Правда -33- Облосвод - общество спасения на водах

Марина Лопатина-С
    Как скверно, когда ходишь безработным. Все идут, торопятся, спешат по делам службы, а я хожу, путаясь у них под ногами, как ненужный, лишний человек. Ходил я, возможно, неделю и зашел в небольшой домик, где помещалась контора Обл.ОСВОДа. Предложил свои услуги, и меня взяли бухгалтером на небольшой оклад. Стал работать. Контора была небольшая: ст. бухгалтер, еще молодой, но мужиковатый, грубый человек, держал себя высокомерно - «Кто я!», два бухгалтера (со мной) и девушка, счетовод-кассир. Был начальник, Трапезников, еще больше ст. бухгалтера мнимый о себе. Считал себя как бы высшей расой. В контору не заходил, знал свой кабинет. Был старший водолазный инспектор Чирин Федя, молодой, интересный мужчина, простой и веселый человек. И был зам. начальника, товарищ Лушин, молодой, душа человек, небольшого роста, хороший товарищ, хотя и морально устойчивый коммунист. Контора была небольшая, но радиус ее работы был большой, от берегов Белого моря до Баренцева. Всюду были наши спасательные станции с начальниками, водоспасателями и легководолазами с заплечными аппаратами ВПА-2, резиновым костюмом, такой же маской, со стеклами, как у противогаза и особые ботинки с грузом. Таких станций было штук 15-20, были у них разные плавсредства, начиная от шлюпок, катеров и было 2-а крейсера-парусники «Товарищ» и «Комсомолец». Функции их были таковы: в шторм - выходить в море и спасать утопающих и терпящих бедствие. Ближняя спасательная станция была напротив, за заливом. Лушин ездил по станциям, проводил политзанятия и готовил моряков военфлота, а Чирин обучал водолазному делу. Я вел материальные документы: списывал и приходовал спасательные круги, водолазную аппаратуру и прочую дребедень. Работа была нудная и атмосфера тяжелая: ст. бухгалтер, «я, ни я!», начальник того выше! Работал, скрепя сердце и тянул лямку.
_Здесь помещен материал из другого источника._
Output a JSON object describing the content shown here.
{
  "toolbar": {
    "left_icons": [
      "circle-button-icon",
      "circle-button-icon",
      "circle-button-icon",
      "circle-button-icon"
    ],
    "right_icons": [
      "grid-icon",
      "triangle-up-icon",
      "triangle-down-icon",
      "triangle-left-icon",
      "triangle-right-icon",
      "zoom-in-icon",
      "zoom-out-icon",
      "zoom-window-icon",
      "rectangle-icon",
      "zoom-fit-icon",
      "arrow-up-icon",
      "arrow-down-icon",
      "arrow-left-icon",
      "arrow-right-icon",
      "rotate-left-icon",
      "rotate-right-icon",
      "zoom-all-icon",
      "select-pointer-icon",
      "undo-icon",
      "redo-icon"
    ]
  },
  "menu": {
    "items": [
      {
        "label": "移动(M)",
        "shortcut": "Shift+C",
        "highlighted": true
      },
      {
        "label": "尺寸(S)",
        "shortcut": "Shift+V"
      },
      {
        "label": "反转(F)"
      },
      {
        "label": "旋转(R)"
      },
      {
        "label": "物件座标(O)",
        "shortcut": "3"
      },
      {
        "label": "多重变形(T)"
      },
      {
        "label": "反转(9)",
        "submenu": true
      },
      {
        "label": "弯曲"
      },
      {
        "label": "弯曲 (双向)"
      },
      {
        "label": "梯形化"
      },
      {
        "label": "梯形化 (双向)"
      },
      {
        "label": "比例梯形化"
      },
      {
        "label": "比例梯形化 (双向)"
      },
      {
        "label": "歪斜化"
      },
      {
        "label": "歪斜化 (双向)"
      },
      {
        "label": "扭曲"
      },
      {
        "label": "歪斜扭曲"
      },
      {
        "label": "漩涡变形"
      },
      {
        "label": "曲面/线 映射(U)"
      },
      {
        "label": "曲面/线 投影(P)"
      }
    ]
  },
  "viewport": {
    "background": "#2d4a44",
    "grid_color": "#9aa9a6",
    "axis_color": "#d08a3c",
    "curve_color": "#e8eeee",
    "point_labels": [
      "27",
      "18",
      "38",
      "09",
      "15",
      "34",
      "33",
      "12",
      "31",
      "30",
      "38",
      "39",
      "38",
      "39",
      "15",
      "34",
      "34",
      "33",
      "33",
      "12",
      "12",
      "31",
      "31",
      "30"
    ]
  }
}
    Раз после работы ушел домой, как всегда проспал ночь в своем собственном домике. Радио на ночь мы выключали, и ничего не зная, проспали, втроем - я, Маша и маленький Витя. Утром иду на работу, ничего не замечая по пути. Зашел в контору и удивился, никто не работает, все толпятся, галдят, бутылки с вином недопитые, дым, на полу масса окурков. Оказывается, война! Еще ночью всех сотрудников подняли в Дом Культуры, где им вручили явки в части. Протолклись здесь они часов до 10-ти утра, и ушли по назначению, в т.ч. и два «важных», т.е. ст. бухгалтер и начальник. Остались в конторе я (один за всех) и девушка кассир. Из начальства, заместитель Лушин, и водолаз Чирин.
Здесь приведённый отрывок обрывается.